Gross injustice

The American response to Gross’s arrest and conviction in Cuba has been long on talk, but short on actions.

alan gross_311 reuters (photo credit: Ho New / Reuters)
alan gross_311 reuters
(photo credit: Ho New / Reuters)
Last Friday, Cuba’s top court rejected the appeal of an American Jew sentenced to 15 years in prison for distributing satellite communications equipment and laptops to Cuba’s Jewish community – an act Cuban prosecutors charged was part “of a subversive project to try to topple the revolution.”

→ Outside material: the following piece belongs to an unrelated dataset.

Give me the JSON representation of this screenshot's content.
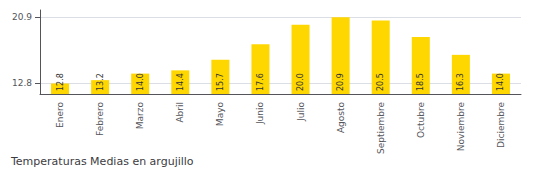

It is illegal under Cuban law to bring such equipment into the country without a permit. Alan P. Gross, 62, of Potomac, Maryland, has been held since his arrest at Havana’s airport in December 2009.
Gross was sent to Cuba as a contractor by the United States Agency for International Development (USAID) to help set up a communications center for the tiny Jewish community in Havana. According to official Cuban figures, only 3 percent of Cubans regularly use the Internet.
By all accounts, Gross is a committed veteran development worker, and has done humanitarian work for USAID in Kenya, Gambia, and the Palestinian territories (where he helped dairy farmers).
USAID has said that Gross was chosen because of his “strong expertise in sustainable development approaches, experience working in difficult environments and understanding of technological approaches to strengthening civil society.”
The USAID initiative was part of a broader American democracy promotion project, outlined by the 1996 Helms-Burton Act, which calls for support of Cuban NGOs under the rubric of “democracy-building.” The 2011 budget for the US State Department allocates $20 million to “promote self-determined democracy in Cuba.” Obviously, Cuba’s Communist authoritarians – whose control depends on keeping their subjects in the information dark ages – could not be expected to welcome such an enterprise.
“There is a new institution in the United States,” parliamentary leader Ricardo Alarcón said, “which is made up of agents, torturers and spies that are contracted as part of the privatization of war.” Referring to Gross, Alarcón added, “This is a man who was contracted to do work for American intelligence services.”
Such blatantly trumped-up charges represent another move in the Castro regime’s decades-old game of brinkmanship with the United States, very likely an attempt to use Gross as a bargaining chip to gain the release of five Cuban spies convicted in 2005 of espionage in the US. The spies, known as the “Cuban Five,” are national heroes in Cuba.
The American response to Gross’s arrest and conviction, meanwhile, has been long on talk, but short on actions.
On the one hand, the administration has publicly condemned the Cuban move and has sent delegations to meet with the prisoner.
“We have made it very clear to the Cuban government that the continued detention of Alan Gross is a major impediment to advancing the dialogue between our two countries,” State Department spokesman P.J. Crowley said in December.
In a visit to the island nation in late March, former president Jimmy Carter met with Gross, but was unable to secure his release.
“The Cuban officials made it very clear to me before I left my home that the freedom of Alan Gross would not be granted,” Carter said.
In addition, members of a visiting US delegation – including Donna Brazile, David Dreyer and former Congresswoman Jane Harman – met with Gross in June.
At the same time, in January, as Gross sat in jail, the Obama administration – pressured by business and agriculture lobbies – announced plans to loosen Cuban travel restrictions that have been in place since 1959 and allow more airports to offer charter service. Annual US farm sales to Cuba grew steadily through 2008, peaking at more than $700 million.
Having already served 21 months in prison, Gross has suffered enough. He has lost 100 pounds. His older daughter has been diagnosed with breast cancer. His continued incarceration is unjust, and the US government is not entirely helpless in ending it.
It should be abundantly clear by now that easing the American embargo will not persuade the Castro brothers, Fidel and Raúl, to release their political pawn.
Now that Gross has exhausted his legal options, the Obama administration should make clear that the relaxation of travel restrictions will be reversed and any further concessions imperiled if he is not immediately and unconditionally freed.